By Noah Rothman
Friday, April
30, 2021
Joe Biden entered office with grand
ambitions, many of which he and his allies have promoted by emphasizing the
large price tag attached to them.
Biden’s first order of business was to get
Congress to pass the “American Rescue Plan,” a $1.9 trillion COVID-relief
proposal loaded with hundreds of millions in giveaways to Democratic interest groups. It was, Biden crowed, the “biggest
investment” in Democratic priorities since the end
of the Second World War. Left-wing
advocacy groups agreed, hailing the package’s
“largest-ever one-time federal investment” in agenda items like K-12 education.
Biden followed this with a demand for $2.3
trillion in “infrastructure” spending, only a portion of which was dedicated to the development of infrastructure. The White House
pitched the effort not just as a “historic
investment” in roads and bridges, but as an “investment” in “racial justice,”
the “care economy,” “clean energy,” “learning environments,” “research and
development,” “federal buying power,” job training and “adult literacy,” “labor
protections,” and more. Once again, Biden
advertised his proposal as
“the largest American jobs investment since World War II.”
Infrastructure negotiations were still
ongoing when Biden addressed a joint session of Congress this week, where he
sought support for a $1.8 trillion spending bill focused on education,
childcare, and paid leave. Once more, the president
said, the time had come to make a “once in a
generation investment in our families and our children.” His allies in media
agreed with the premise. “[I]f passed,” Vox.com
observed, the bill “would be the largest American
investment in child care, paid leave, and early education in recent history—if
not ever.”
Lost—or, perhaps, forgotten—in much of the
intramural Democratic discussion about the quantitative value of these
proposals is the quality of what we’re supposedly buying.

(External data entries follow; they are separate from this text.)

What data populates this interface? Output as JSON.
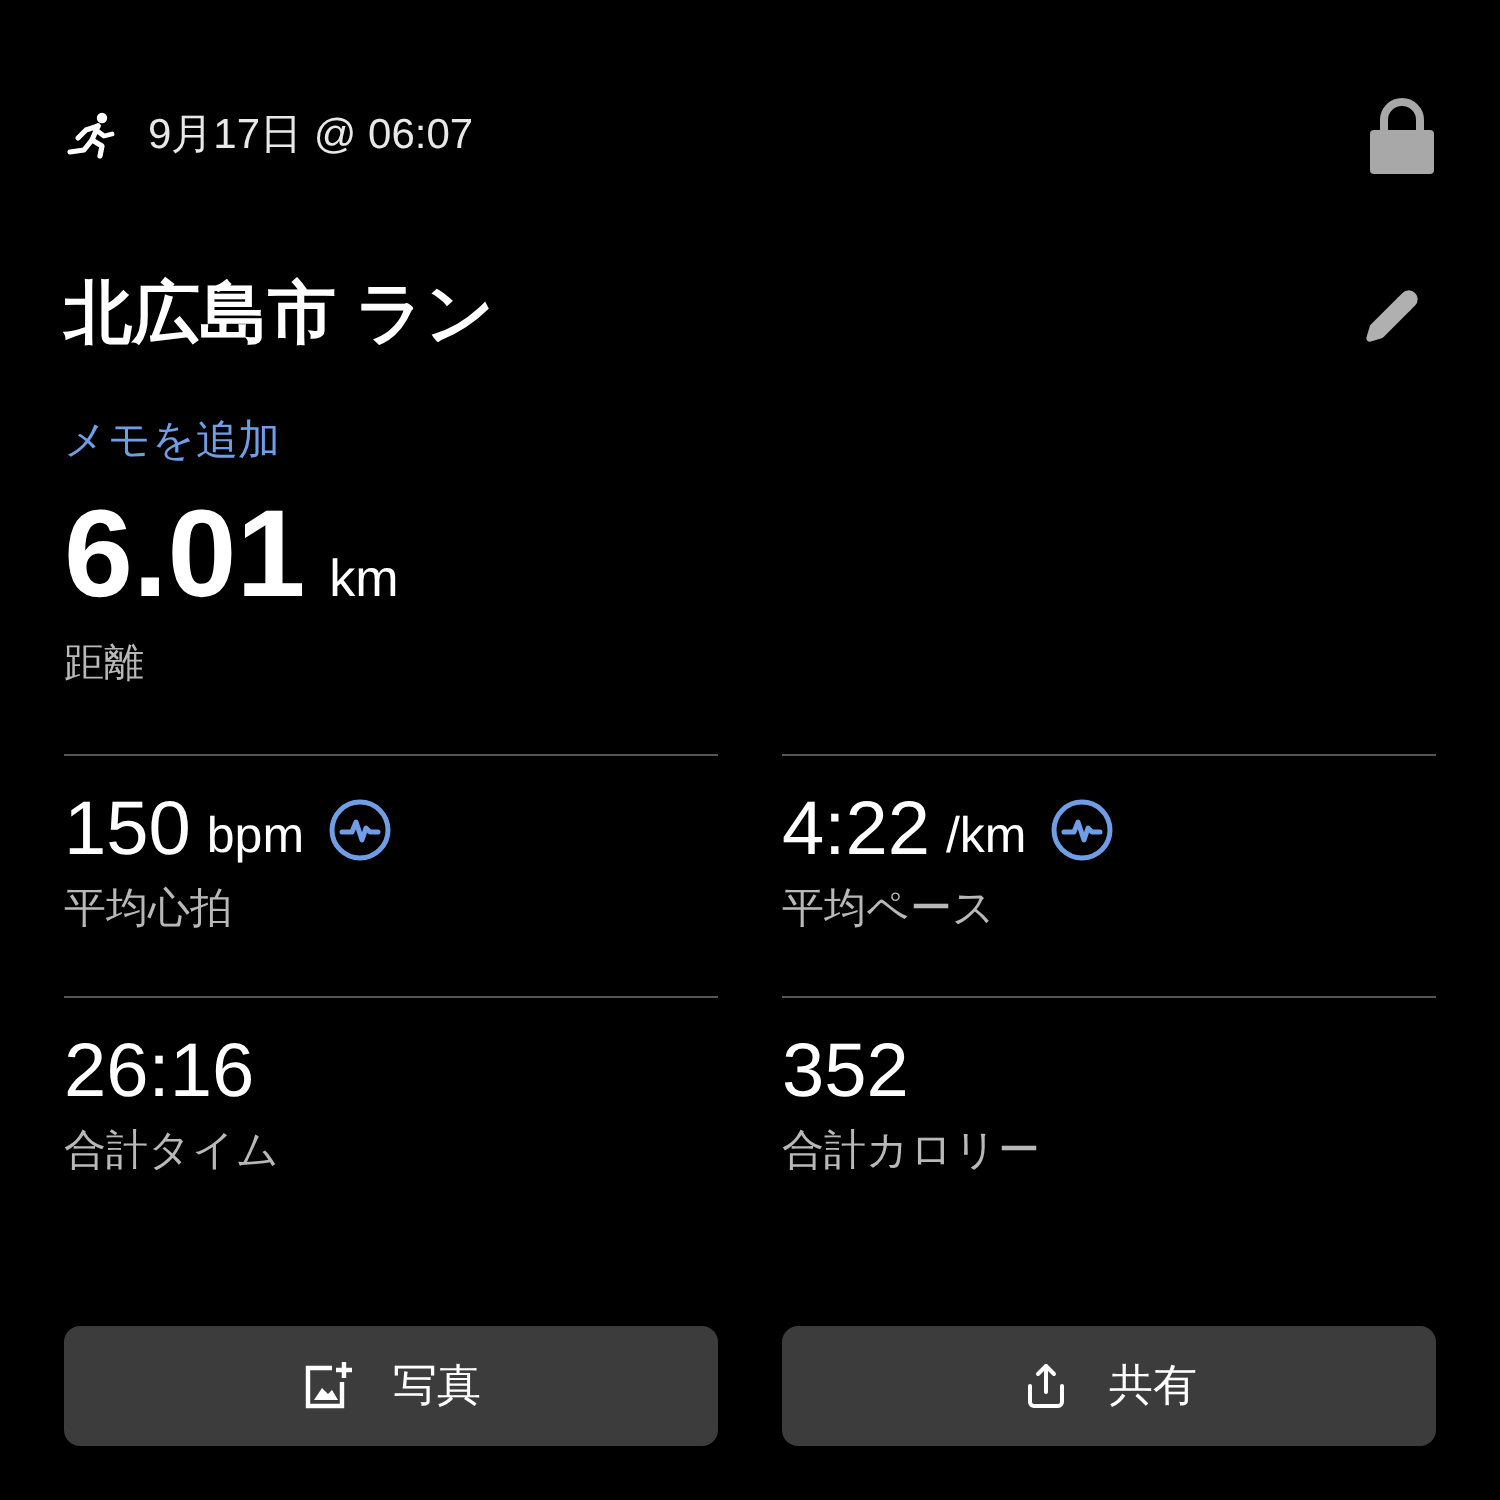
{
  "header": {
    "date": "9月17日 @ 06:07",
    "locked": true
  },
  "title": "北広島市 ラン",
  "memo_link": "メモを追加",
  "distance": {
    "value": "6.01",
    "unit": "km",
    "label": "距離"
  },
  "stats": [
    {
      "value": "150",
      "unit": "bpm",
      "label": "平均心拍",
      "chart_link": true
    },
    {
      "value": "4:22",
      "unit": "/km",
      "label": "平均ペース",
      "chart_link": true
    },
    {
      "value": "26:16",
      "label": "合計タイム",
      "chart_link": false
    },
    {
      "value": "352",
      "label": "合計カロリー",
      "chart_link": false
    }
  ],
  "buttons": [
    {
      "kind": "photo",
      "label": "写真"
    },
    {
      "kind": "share",
      "label": "共有"
    }
  ]
}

Are massive federal expenditures that
crowd out private borrowing creating better employment opportunities than those
generated by entropic economic activity? Are “buy American” mandates, which
already constrain most of the federal government’s purchasing power, valuable
even if they contribute to
the rising cost of consumer goods and direct resources away from more productive sectors of the
economy? And is pouring money into the public-education system really sufficient to
win the great power competitions America will face in the 21st century? Are all these platitudinous
nostrums deserving of any scrutiny?
Not if you were to survey the liberal
opinion landscape. There, critical analyses of what exactly it is that we’re
purchasing have long been subordinated to the presumed value of spending in and
of itself. Think back to the Democratic presidential primaries ahead of the
2020 election cycle, a competition that devolved into a bidding war in which
candidates sought to distinguish themselves by finding ever more creative ways
to empty the federal treasury.
“No one inside the Beltway seems to ask
how much the status quo costs,” Sen. Bernie Sanders would say in the effort to
deflect questions about the price tag associated with his multi-trillion-dollar
plans. “We have the resources,” he would insist, “to pass Medicare-for-all and
a Green New Deal.” We need “$2 trillion,” Sen. Elizabeth Warren proposed, for research into climate change alone. We should plug “$2 trillion
into investing in our [historically black colleges and universities] for
teachers,” Vice President Kamala Harris promised. “Baby bonds,” a “universal basic income,” slavery reparations, wiping
out $1.6 trillion in student loan debt, et cetera; Democrats knew what their audience wanted, and what they wanted was
spending.
The efficacy of these proposed
programs—indeed, whether they could achieve their stated aims at all—is rarely
the focus of the debate. The expenditure alone sufficed for an argument.
Rarely did any candidates push back
against this liberal tick in the way that now-Transportation Sec. Pete
Buttigieg did when he
attacked the “Washington mentality that
suggests that the bigness of plans only consists of how many trillions of
dollars they put through the treasury.” But even that admonition was occasioned
by progressive attacks on Buttigieg’s health-care proposal, which, at $2.85 trillion, was deemed insufficient.
Even now, with the biggest spender in our
lifetimes occupying the Oval Office, it’s still not enough. For example, Rep.
Alexandria Ocasio-Cortez reluctantly applauded Biden’s “very inspiring vision”
on infrastructure, but $2.3 trillion just wasn’t enough. It should be “way
higher.” How much is “way higher?” “We’re talking about, realistically, $10
trillion over 10 years.”
$10 trillion in deficit spending. On what
exactly? Ocasio-Cortez outlined a variety of vague categories in which we
should “invest,” but the specifics she itemized—electric-vehicle fleets, affordable-housing
improvements, and the like—hardly merit the price tag.
Perhaps the price tag is the whole point.